Edit: obviously, this is a worst case scenario.
Specifically it was a trio of vulnerabilities colloquially known as 'Foreshadow / L1TF': CVE-2018-3615, CVE-2018-3620, and CVE-2018-3646,
I know almost nothing about computer security.
I ask because ages ago, I added copyright protection to some products (under protest). Though encrypted on disk, once loaded, all our code and key phrases were "plaintext" in memory, easy to read. Hackers would post cracked versions of our releases within 24 hours.
The whole effort seemed pointless. My takeaway was if you had physical access, you have everything. But maybe things have improved.

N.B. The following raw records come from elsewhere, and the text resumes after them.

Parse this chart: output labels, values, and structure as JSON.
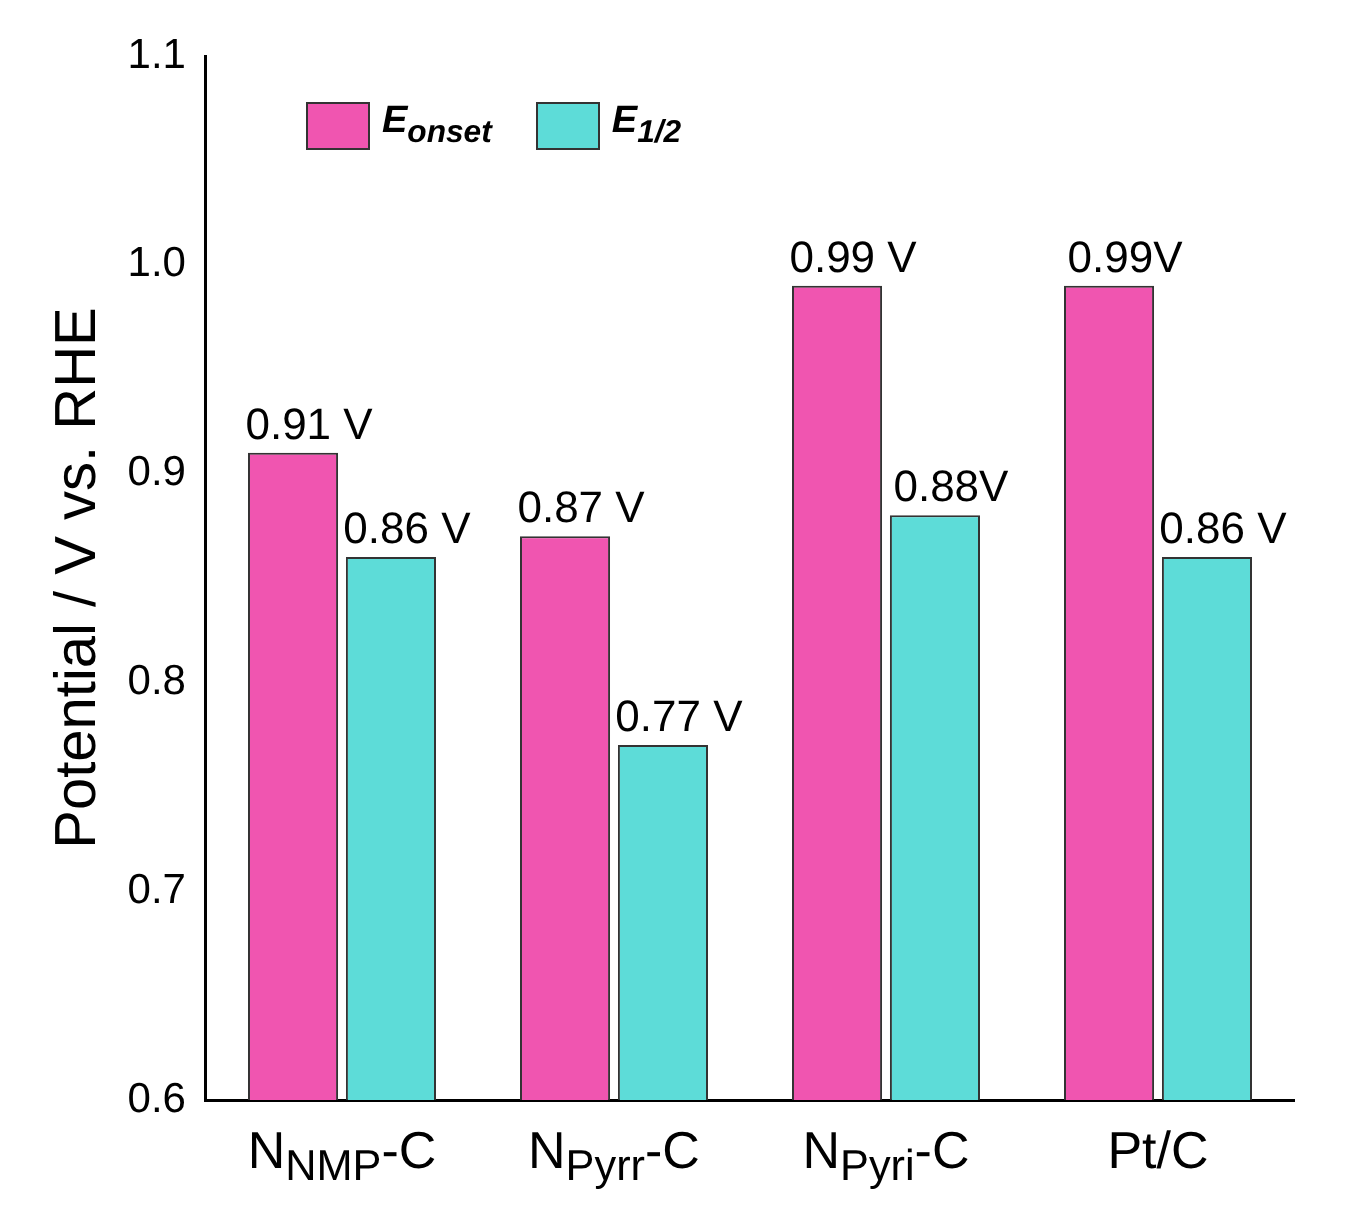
{
  "chart_data": {
    "type": "bar",
    "ylabel": "Potential / V vs. RHE",
    "categories": [
      "N$_{NMP}$-C",
      "N$_{Pyrr}$-C",
      "N$_{Pyri}$-C",
      "Pt/C"
    ],
    "series": [
      {
        "name": "E$_{onset}$",
        "color": "#f055b0",
        "values": [
          0.91,
          0.87,
          0.99,
          0.99
        ],
        "value_labels": [
          "0.91 V",
          "0.87 V",
          "0.99 V",
          "0.99V"
        ]
      },
      {
        "name": "E$_{1/2}$",
        "color": "#5ddcd8",
        "values": [
          0.86,
          0.77,
          0.88,
          0.86
        ],
        "value_labels": [
          "0.86 V",
          "0.77 V",
          "0.88V",
          "0.86 V"
        ]
      }
    ],
    "ylim": [
      0.6,
      1.1
    ],
    "yticks": [
      0.6,
      0.7,
      0.8,
      0.9,
      {
        "value": 1,
        "label": "1.0"
      },
      1.1
    ],
    "grid": false,
    "legend": "top left"
  }
}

The access provided by these attacks is a far cry from physical access. There are plenty of things that can be done to mitigate them (removing data from the cache, for example).

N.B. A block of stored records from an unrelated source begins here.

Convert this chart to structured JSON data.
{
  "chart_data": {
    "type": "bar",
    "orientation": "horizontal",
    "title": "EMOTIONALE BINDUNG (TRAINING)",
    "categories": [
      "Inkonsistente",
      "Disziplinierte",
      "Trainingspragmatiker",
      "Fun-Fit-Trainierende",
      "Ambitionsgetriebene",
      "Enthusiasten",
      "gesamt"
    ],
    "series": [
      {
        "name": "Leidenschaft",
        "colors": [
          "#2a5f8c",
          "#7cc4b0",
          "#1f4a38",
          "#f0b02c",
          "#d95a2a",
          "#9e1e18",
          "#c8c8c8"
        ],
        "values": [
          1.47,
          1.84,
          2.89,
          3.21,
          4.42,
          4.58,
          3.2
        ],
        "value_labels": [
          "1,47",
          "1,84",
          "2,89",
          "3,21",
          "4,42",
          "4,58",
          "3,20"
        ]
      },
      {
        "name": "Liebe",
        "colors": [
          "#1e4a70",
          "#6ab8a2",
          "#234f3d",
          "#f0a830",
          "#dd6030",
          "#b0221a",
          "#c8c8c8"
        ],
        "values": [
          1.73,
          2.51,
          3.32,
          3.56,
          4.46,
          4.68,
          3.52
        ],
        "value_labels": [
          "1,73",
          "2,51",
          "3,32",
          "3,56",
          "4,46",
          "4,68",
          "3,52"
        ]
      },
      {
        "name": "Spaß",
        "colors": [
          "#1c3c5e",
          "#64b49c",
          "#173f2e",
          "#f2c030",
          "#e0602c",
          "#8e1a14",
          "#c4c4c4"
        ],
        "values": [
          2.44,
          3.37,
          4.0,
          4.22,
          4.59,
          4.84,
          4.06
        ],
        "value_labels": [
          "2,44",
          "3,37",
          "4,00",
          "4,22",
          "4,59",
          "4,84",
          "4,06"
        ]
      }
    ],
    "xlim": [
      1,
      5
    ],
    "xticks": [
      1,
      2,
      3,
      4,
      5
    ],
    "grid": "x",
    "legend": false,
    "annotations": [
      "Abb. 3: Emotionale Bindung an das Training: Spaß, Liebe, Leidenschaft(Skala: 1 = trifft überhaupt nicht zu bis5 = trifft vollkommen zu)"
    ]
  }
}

Of course, this entire post is about how to disable those mitigations, as they almost always come with a performance penalty.
Over the past few years it has really slowed down. I got some (not nearly all) of the performance back by using some of the command line options shown here. I'm going to try the whole command line later today and do some actual before and after testing.
But IMO this is the kind of situation where turning off the mitigations makes sense.
But I'm on an AMD CPU not intel.
I'm very curious to hear what knowledgeable folks here could tell me about performance gains on AMD (1950x) from these or any other similar switches.
another before: https://browser.geekbench.com/v5/cpu/381122
after with mitigations off: https://browser.geekbench.com/v5/cpu/381082
I believe there is almost no difference (unless my bios hardened something like this that I am not aware off: https://www.asus.com/us/support/FAQ/1035323/)
If one needs those extra ~200 point I think he might already ensured that no extra app running and he is using cpu isolation
mitigations on score: 719 Single-Core Score 1438 Multi-Core Score
mitigations off score: 679 Single-Core Score 1418 Multi-Core Score
Running Ubuntu 18.04.3 LTS with i5-4300 U on a T440s.
Any ideas why? Makes no sense to me.
The other obvious option since you mention it's a laptop is probably throttling. Worth at least checking dmesg output to see if the kernel logged any events during the run, but I'm not sure that's conclusive.
On my Dell it's possible to force fans to 100% through a third party utility, maybe yours supports similar
Should I add the line as specified in the article if my CPU is as old as Core 2 Duo? Will it make any difference? Won't it render the system unbootable?
grep . /sys/devices/system/cpu/vulnerabilities/*
GRUB_CMDLINE_LINUX_DEFAULT="noresume noibrs noibpb nopti nospectre_v2 nospectre_v1 l1tf=off nospec_store_bypass_disable no_stf_barrier mds=off mitigations=off"
My understanding was that "mitigations=off" is a shortcut for "disable all spectre/meltdown changes that cost me performance", at least on a recent kernel.
(Or processes of the same user in the same namespaces, or some such criteria for "mutually trusting" processes.)
Games, for instance; don't cross that boundary as much as, say, networked databases.
Both XB1 and PS4 have 8 cores (2xJaguar modules). Both also reserve one of the core exclusively for the system, so a single-threaded game would only leverage 14% of available CPU compute power.
The Switch is somewhat similar through to a lower extent: it effectively uses a quad-core ARM, with one of the core reserved to the system leaving 3 to game developers.
For the last decade most of them are console ports, consoles have many CPU cores since Xbox 360 (3 cores / 6 threads, 2005) and PS3 (1+6 asymmetric cores, 2006).
Most games render from single thread, but besides submitting these draw calls games do a lot of things under the hood.
Can't keep 150 FPS at all times during a replay for instance, gonna disable mitigations and see if anything changes.
EDIT: nothing drastic happened, probably need to disable Windows protections as well.
Pretty sure there's no point returning to that intermediate state again, might as well commit to one or the other.
Browser with some YouTube video playing, 30 tabs, some webpack Dev server doing compiles and a text editor?
50ms faster compiling?
The bug was closed, but it doesn't look like it was fixed.